A prime topic of your CCNA and CCNP CIT exams will be connecting Cisco routers directly via their Serial interfaces, and while the configuration is straightforward, there are some vital details and show commands you must know in order to pass the exams and configure this successfully in production and home lab networks. Let’s take a look at a sample configuration.

Connecting Cisco routers directly via their Serial interfaces works really well once you get it running – and getting such a connection up and running is easy enough. You can use show controller serial x to find out which endpoint is acting as the DCE, and it’s the DCE that must be configured with the clockrate command.

R3#show controller serial 1

HD unit 1, idb = 0×11B4DC, driver structure at 0×121868

buffer size 1524 HD unit 1, V.35 DCE cable

R3(config)#int serial1

R3(config-if)#ip address 172.12.13.3 255.255.255.0

R3(config-if)#clockrate 56000

R3(config-if)#no shut

Failure to configure the clockrate has some interesting effects regarding the physical and logical state of the interfaces. Let’s remove the clockrate from R3 and see what happens.

R3(config)#int s1

R3(config-if)#no clockrate 56000

R3(config-if)#

18:02:19: %LINEPROTO-5-UPDOWN: Line protocol on Interface Serial1, changed state to down

The line protocol doesn’t drop immediately, but it does drop. Let’s run show interface serial1 to compare the physical and logical interface states.

R3#show int serial1

Serial1 is up, line protocol is down

Physically, the interface is fine, so the physical interface is up. It’s only the logical part of the interface – the line protocol – that is down. It’s the same situation on R1.

R1#show inter serial1

Serial1 is up, line protocol is down

While a router misconfiguration is the most likely cause of a serial connection issue, that’s not the only reason for clocking issues. Cisco’s website documentation mentions CSU/DSU misconfiguration, out-of-spec cables, bad patch panel connections, and connecting too many cables together as other reasons for clocking problems. Still, the number one reason for clocking problems in my experience is simply forgetting to configure the clockrate command!

More CCNA and CCNP candidates than ever before are putting together their own home labs, and there’s no better way to learn about Cisco technologies than working with the real thing.

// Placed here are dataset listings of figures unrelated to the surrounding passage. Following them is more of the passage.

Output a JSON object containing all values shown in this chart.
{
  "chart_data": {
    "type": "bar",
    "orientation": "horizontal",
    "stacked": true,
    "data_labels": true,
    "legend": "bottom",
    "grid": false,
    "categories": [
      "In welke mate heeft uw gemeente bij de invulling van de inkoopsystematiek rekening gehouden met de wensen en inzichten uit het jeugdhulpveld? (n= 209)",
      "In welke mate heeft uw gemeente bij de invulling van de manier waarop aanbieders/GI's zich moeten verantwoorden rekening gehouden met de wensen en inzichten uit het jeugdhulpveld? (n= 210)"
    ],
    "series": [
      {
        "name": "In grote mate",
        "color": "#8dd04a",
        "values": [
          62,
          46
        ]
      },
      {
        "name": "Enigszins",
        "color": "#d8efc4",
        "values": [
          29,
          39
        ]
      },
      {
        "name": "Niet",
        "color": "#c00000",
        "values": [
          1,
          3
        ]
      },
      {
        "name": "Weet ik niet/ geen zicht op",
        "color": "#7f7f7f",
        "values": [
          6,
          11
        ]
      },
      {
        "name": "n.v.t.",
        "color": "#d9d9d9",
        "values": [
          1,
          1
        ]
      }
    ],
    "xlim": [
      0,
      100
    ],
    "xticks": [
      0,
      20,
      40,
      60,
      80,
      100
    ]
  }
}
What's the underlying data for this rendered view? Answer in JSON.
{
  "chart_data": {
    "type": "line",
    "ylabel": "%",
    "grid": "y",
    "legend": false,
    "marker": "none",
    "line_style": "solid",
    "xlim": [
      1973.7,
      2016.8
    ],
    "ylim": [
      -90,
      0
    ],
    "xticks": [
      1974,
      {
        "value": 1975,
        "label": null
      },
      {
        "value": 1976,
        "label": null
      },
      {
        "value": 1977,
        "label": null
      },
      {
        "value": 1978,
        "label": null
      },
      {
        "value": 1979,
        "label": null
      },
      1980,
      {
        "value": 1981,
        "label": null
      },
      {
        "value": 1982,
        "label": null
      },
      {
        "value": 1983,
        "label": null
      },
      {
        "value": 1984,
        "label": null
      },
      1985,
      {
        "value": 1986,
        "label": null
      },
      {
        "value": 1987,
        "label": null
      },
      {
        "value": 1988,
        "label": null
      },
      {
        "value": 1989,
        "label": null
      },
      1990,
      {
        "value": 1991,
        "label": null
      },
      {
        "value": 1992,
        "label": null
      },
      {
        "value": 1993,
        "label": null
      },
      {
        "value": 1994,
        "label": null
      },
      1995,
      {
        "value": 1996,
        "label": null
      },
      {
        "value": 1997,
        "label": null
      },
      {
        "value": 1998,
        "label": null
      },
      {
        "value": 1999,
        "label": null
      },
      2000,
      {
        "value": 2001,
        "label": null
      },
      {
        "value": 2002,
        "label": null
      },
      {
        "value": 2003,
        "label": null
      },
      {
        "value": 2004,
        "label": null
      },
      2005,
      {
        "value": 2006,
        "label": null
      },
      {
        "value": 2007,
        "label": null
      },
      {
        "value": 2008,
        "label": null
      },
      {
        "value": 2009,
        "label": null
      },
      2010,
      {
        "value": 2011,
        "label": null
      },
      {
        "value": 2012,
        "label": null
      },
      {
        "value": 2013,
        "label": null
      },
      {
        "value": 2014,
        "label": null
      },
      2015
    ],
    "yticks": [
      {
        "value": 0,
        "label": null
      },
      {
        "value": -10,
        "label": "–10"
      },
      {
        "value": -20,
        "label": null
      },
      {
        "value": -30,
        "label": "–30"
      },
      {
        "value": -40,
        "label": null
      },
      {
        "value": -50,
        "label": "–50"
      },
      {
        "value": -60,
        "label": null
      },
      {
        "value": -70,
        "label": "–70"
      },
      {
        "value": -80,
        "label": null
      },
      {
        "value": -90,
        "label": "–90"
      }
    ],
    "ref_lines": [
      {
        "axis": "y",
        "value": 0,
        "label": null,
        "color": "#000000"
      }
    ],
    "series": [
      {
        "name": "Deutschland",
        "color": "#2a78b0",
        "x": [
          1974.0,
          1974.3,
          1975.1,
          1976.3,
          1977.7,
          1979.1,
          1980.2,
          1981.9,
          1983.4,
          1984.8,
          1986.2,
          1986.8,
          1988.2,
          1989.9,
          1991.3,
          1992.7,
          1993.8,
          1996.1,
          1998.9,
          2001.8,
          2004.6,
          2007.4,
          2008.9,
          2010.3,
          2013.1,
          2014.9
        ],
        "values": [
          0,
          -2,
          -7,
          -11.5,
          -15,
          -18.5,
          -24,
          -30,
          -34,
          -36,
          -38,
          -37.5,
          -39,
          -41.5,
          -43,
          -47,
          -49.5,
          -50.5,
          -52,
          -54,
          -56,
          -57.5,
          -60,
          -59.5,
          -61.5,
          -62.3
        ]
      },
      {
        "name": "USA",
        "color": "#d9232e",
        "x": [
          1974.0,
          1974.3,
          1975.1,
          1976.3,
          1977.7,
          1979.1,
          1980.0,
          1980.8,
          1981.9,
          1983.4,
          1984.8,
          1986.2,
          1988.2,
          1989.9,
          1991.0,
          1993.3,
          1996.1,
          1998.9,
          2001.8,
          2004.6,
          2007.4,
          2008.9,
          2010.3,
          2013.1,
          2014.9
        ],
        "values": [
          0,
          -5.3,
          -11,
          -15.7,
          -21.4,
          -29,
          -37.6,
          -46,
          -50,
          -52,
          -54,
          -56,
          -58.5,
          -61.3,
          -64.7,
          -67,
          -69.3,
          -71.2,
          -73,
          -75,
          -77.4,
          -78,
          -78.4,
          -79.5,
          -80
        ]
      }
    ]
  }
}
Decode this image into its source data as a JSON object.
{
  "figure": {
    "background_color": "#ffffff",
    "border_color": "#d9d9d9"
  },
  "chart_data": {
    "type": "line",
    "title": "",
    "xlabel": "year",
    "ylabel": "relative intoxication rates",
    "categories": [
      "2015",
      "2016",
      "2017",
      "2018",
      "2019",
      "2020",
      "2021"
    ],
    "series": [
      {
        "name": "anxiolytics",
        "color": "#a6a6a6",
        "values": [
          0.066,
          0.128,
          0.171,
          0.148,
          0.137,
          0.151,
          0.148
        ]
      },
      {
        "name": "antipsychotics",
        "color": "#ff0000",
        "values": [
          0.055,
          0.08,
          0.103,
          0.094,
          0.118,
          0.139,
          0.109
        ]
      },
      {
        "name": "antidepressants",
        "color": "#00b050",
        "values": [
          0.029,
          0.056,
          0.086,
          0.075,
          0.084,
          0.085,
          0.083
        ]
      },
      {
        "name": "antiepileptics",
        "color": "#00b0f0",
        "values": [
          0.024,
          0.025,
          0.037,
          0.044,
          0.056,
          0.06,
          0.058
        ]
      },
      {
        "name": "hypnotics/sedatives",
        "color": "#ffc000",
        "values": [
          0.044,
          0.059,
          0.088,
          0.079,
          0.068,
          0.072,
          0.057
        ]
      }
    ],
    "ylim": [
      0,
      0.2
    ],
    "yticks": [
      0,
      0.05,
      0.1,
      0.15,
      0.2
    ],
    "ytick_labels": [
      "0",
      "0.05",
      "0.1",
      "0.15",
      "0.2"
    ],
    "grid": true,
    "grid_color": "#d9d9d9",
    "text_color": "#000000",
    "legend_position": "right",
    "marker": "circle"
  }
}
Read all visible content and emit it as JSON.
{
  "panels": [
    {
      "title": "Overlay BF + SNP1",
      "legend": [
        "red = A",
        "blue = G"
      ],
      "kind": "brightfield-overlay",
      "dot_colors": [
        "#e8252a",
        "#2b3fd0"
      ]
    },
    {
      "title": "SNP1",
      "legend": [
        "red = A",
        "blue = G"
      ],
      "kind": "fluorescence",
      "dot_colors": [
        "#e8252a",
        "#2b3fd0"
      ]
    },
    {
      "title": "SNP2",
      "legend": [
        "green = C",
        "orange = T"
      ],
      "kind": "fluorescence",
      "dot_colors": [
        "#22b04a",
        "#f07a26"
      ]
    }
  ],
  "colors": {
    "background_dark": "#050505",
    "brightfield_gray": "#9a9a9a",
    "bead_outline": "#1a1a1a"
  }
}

Getting the routers and switches is just part of putting together a great CCNA / CCNP home lab, though. You’ve got to get the right cables to connect the devices, and this is an important part of your education as well. After all, without the right cables, client networks are going to have a hard time working!

For your Cisco home lab, one important cable is the DTE/DCE cable. These cables have two major uses in a home lab. To practice directly connecting Cisco routers via Serial interfaces (an important CCNA skill), you’ll need to connect them with a DTE/DCE cable. Second, if you plan on having a Cisco router act as a frame relay switch in your lab, you’ll need multiple DTE/DCE cables to do so. (Visit my website’s Home Lab Help section for a sample Frame Relay switch configuration.)

If you have multiple switches in your lab, that’s great, because you’ll be able to get a lot of spanning tree protocol (STP) work in as well as creating Etherchannels. To connect your switches, you’ll need crossover cables.

You’ll need some straight-through cables as well to connect your routers to the switches.

Finally, if you’re lucky enough to have an access server as part of your lab, you’ll need an octal cable to connect your AS to the other routers and switches in your lab. The octal cable has one large connector on one end and eight numbered RJ-45 connectors on the other end. The large connector should be attached to the async port on your AS, and the numbered RJ-45 connectors will be connected to the console ports on your other routers and switches.

Choosing and connecting the right cables for your Cisco CCNA / CCNP home lab is a great learning experience, and it’s also an important part of your Cisco education. After all, all great networks and home labs all begin at Layer One of the OSI model!